Why this function belongs in the AI Operating Model

An AI initiative without data is a presentation, not a product. Yet data usually lives in the data warehouse, the data lake, and dozens of source systems owned by a separate data function. If the AI Operating Model isn't connected to the data warehouse, the typical thing happens: the initiative is approved, the budget is allocated, but the needed data isn't there, is of poor quality, or can't be used for legal reasons.
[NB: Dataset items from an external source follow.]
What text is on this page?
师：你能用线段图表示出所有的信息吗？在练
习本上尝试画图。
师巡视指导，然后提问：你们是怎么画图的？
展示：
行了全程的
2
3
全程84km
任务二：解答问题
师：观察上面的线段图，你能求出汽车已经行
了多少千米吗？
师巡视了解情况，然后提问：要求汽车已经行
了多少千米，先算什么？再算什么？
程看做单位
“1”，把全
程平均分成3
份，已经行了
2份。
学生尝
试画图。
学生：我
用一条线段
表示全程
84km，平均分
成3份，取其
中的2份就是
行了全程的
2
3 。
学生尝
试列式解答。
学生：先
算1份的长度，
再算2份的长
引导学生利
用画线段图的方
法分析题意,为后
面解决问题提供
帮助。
The data warehouse engages early — so that a data feasibility assessment is part of an initiative's intake qualification, not a surprise in the middle of delivery.

Where it engages

AI Operating Model stageRole of the data warehouse / data team
AssessmentConfirms the availability, accessibility, and suitability of data
DeliveryGrants access to data marts, prepares datasets, sets up pipelines
Before productionLocks in the data contract and SLAs for freshness/quality
Impact confirmationSupplies data to calculate metrics and impact

What the function receives as input

  • The use-case scenario: what data is needed, in what volume, and with what freshness.
  • Quality requirements and the processing regime (together with InfoSec — classification).
  • The purpose of the data: training, RAG context, analytics, impact calculation.

What the function delivers as output

  • Access to sources and data marts (or a justified refusal with an alternative).
  • An assessment of data readiness: completeness, quality, history, documentation.
  • A data contract — an agreed structure, freshness, owner, and SLA.

Key touchpoint artifacts

  • Data contract — what the data is, who owns it, and what quality and SLA are guaranteed.
  • Initiative/product data mart — a prepared data layer for RAG, training, or analytics.
  • Impact metrics — the data on which an initiative's confirmed impact is calculated.

Anti-patterns

  • "We'll find the data along the way." The initiative starts without checking the data and stalls in delivery. The cure is a mandatory data assessment at the assessment stage.
  • Manual exports instead of data marts. The pilot runs on a one-off export that can't be reproduced in production.
  • No data contract. The source changes, the pipeline breaks, and no one is accountable for freshness and quality.
  • No one to calculate the impact. The data for metrics wasn't planned in advance, and there's nothing to confirm impact with.